The Features and Functions of Neuronal Assemblies: Possible Dependency on Mechanisms beyond Synaptic Transmission.

"Neuronal assemblies" are defined here as coalitions within the brain of millions of neurons extending in space up to 1-2 mm, and lasting for hundreds of milliseconds: as such they could potentially link bottom-up, micro-scale with top-down, macro-scale events. The perspective first compares the features in vitro versus in vivo of this underappreciated "meso-scale" level of brain processing, secondly considers the various diverse functions in which assemblies may play a pivotal part, and thirdly analyses whether the surprisingly spatially extensive and prolonged temporal properties of assemblies can be described exclusively in terms of classic synaptic transmission or whether additional, different types of signaling systems are likely to operate. Based on our own voltage-sensitive dye imaging (VSDI) data acquired in vitro we show how restriction to only one signaling process, i.e., synaptic transmission, is unlikely to be adequate for modeling the full profile of assemblies. Based on observations from VSDI with its protracted spatio-temporal scales, we suggest that two other, distinct processes are likely to play a significant role in assembly dynamics: "volume" transmission (the passive diffusion of diverse bioactive transmitters, hormones, and modulators), as well as electrotonic spread via gap junctions. We hypothesize that a combination of all three processes has the greatest potential for deriving a realistic model of assemblies and hence elucidating the various complex brain functions that they may mediate.

(II) Physiological profiling of an endogenous peptide in the basal forebrain: Age-related bioactivity and blockade with a novel modulator.

Previous studies have suggested that neurodegeneration is an aberrant form of development, mediated by a novel peptide from the C-terminus of acetylcholinesterase (AChE).

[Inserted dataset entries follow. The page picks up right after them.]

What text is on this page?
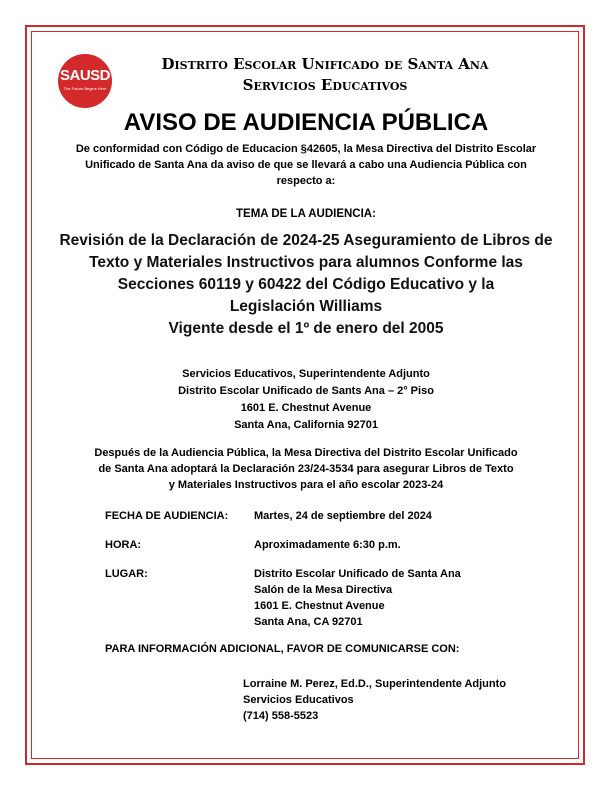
SAUSD
The Future Begins Here
Distrito Escolar Unificado de Santa Ana
Servicios Educativos
AVISO DE AUDIENCIA PÚBLICA
De conformidad con Código de Educacion §42605, la Mesa Directiva del Distrito Escolar
Unificado de Santa Ana da aviso de que se llevará a cabo una Audiencia Pública con
respecto a:
TEMA DE LA AUDIENCIA:
Revisión de la Declaración de 2024-25 Aseguramiento de Libros de
Texto y Materiales Instructivos para alumnos Conforme las
Secciones 60119 y 60422 del Código Educativo y la
Legislación Williams
Vigente desde el 1º de enero del 2005
Servicios Educativos, Superintendente Adjunto
Distrito Escolar Unificado de Sants Ana – 2° Piso
1601 E. Chestnut Avenue
Santa Ana, California 92701
Después de la Audiencia Pública, la Mesa Directiva del Distrito Escolar Unificado
de Santa Ana adoptará la Declaración 23/24-3534 para asegurar Libros de Texto
y Materiales Instructivos para el año escolar 2023-24
FECHA DE AUDIENCIA: Martes, 24 de septiembre del 2024
HORA:	Aproximadamente 6:30 p.m.
LUGAR:	Distrito Escolar Unificado de Santa Ana
Salón de la Mesa Directiva
1601 E. Chestnut Avenue
Santa Ana, CA 92701
PARA INFORMACIÓN ADICIONAL, FAVOR DE COMUNICARSE CON:
Lorraine M. Perez, Ed.D., Superintendente Adjunto
Servicios Educativos
(714) 558-5523
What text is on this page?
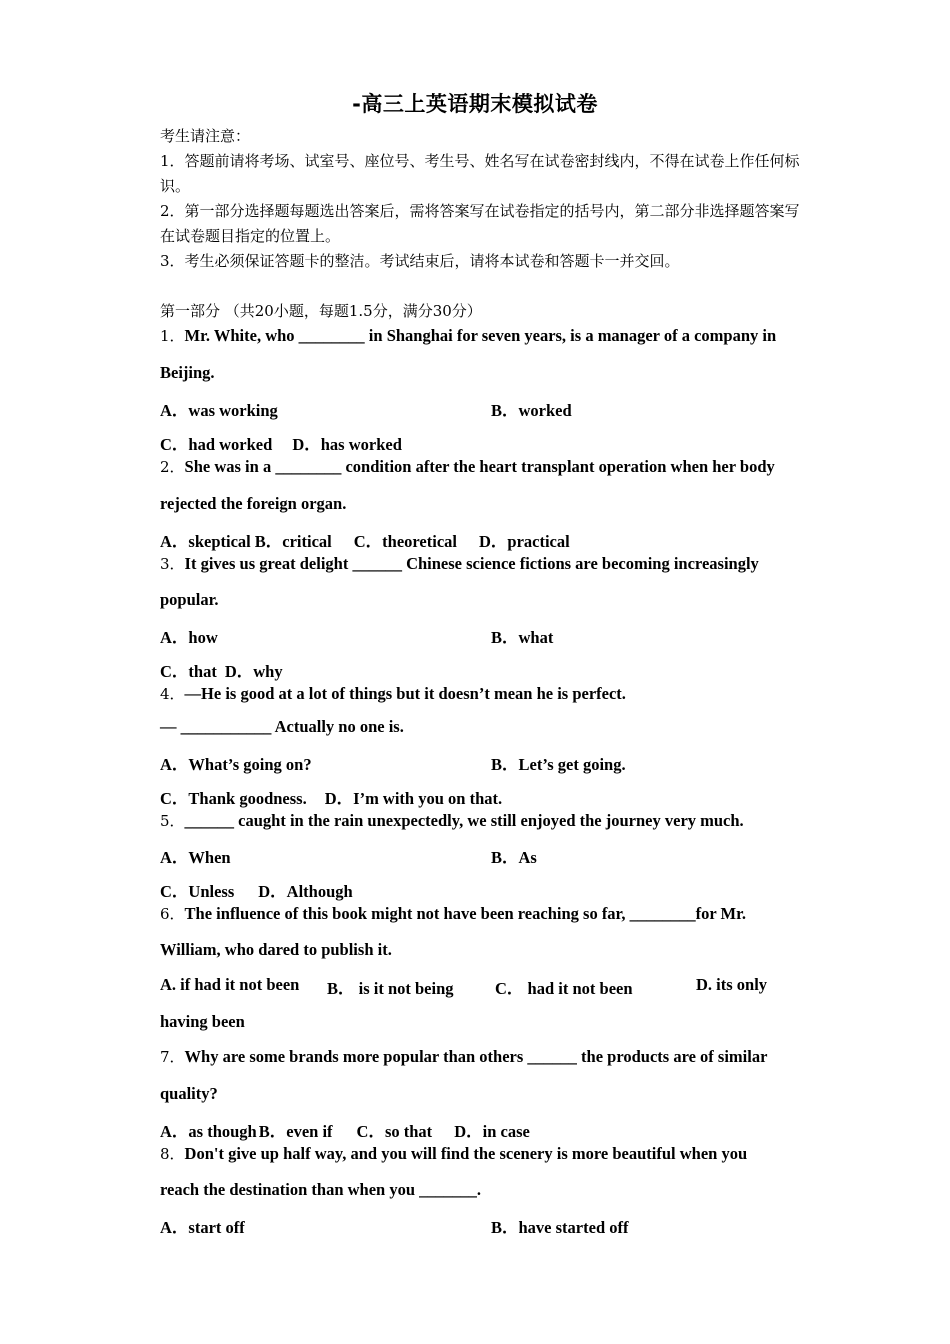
-高三上英语期末模拟试卷
考生请注意：
1．答题前请将考场、试室号、座位号、考生号、姓名写在试卷密封线内，不得在试卷上作任何标识。
2．第一部分选择题每题选出答案后，需将答案写在试卷指定的括号内，第二部分非选择题答案写在试卷题目指定的位置上。
3．考生必须保证答题卡的整洁。考试结束后，请将本试卷和答题卡一并交回。
第一部分 （共20小题，每题1.5分，满分30分）
1．Mr. White, who ________ in Shanghai for seven years, is a manager of a company in
Beijing.
A．was working	B．worked
C．had worked D．has worked
2．She was in a ________ condition after the heart transplant operation when her body
rejected the foreign organ.
A．skeptical B．critical C．theoretical D．practical
3．It gives us great delight ______ Chinese science fictions are becoming increasingly
popular.
A．how	B．what
C．that D．why
4．—He is good at a lot of things but it doesn’t mean he is perfect.
— ___________ Actually no one is.
A．What’s going on?	B．Let’s get going.
C．Thank goodness. D．I’m with you on that.
5．______ caught in the rain unexpectedly, we still enjoyed the journey very much.
A．When	B．As
C．Unless D．Although
6．The influence of this book might not have been reaching so far, ________for Mr.
William, who dared to publish it.
A. if had it not been B． is it not being	C． had it not been	D. its only
having been
7．Why are some brands more popular than others ______ the products are of similar
quality?
A．as though B．even if C．so that D．in case
8．Don't give up half way, and you will find the scenery is more beautiful when you
reach the destination than when you _______.
A．start off	B．have started off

Using voltage-sensitive dye imaging we have investigated the effects of a synthetic version of this peptide in the in vitro rat basal forebrain, a key site of degeneration in Alzheimer's disease. The brain slice preparation enables direct visualisation in real-time of sub-second meso-scale neuronal coalitions ('Neuronal Assemblies') that serve as a powerful index of brain functional activity. Here we show that (1) assemblies are site-specific in their activity profile with the cortex displaying a significantly more extensive network activity than the sub-cortical basal forebrain; (2) there is an age-dependency, in both cortical and sub-cortical sites, with the younger brain (p14 rats) exhibiting more conspicuous assemblies over space and time compared to their older counterparts (p35-40 rats). (3) AChE-derived peptide significantly modulates the dynamics of neuronal assemblies in the basal forebrain of the p14 rat with the degree of modulation negatively correlated with age, (4) the differential in assembly size with age parallels the level of endogenous peptide in the brain, which also declines with maturity, and (5) this effect is completely reversed by a cyclised variant of AChE-peptide, 'NBP14'. These observations are attributed to an enhanced calcium entry that, according to developmental stage, could be either trophic or toxic, and as such may provide insight into the basic neurodegenerative process as well as an eventual therapeutic intervention.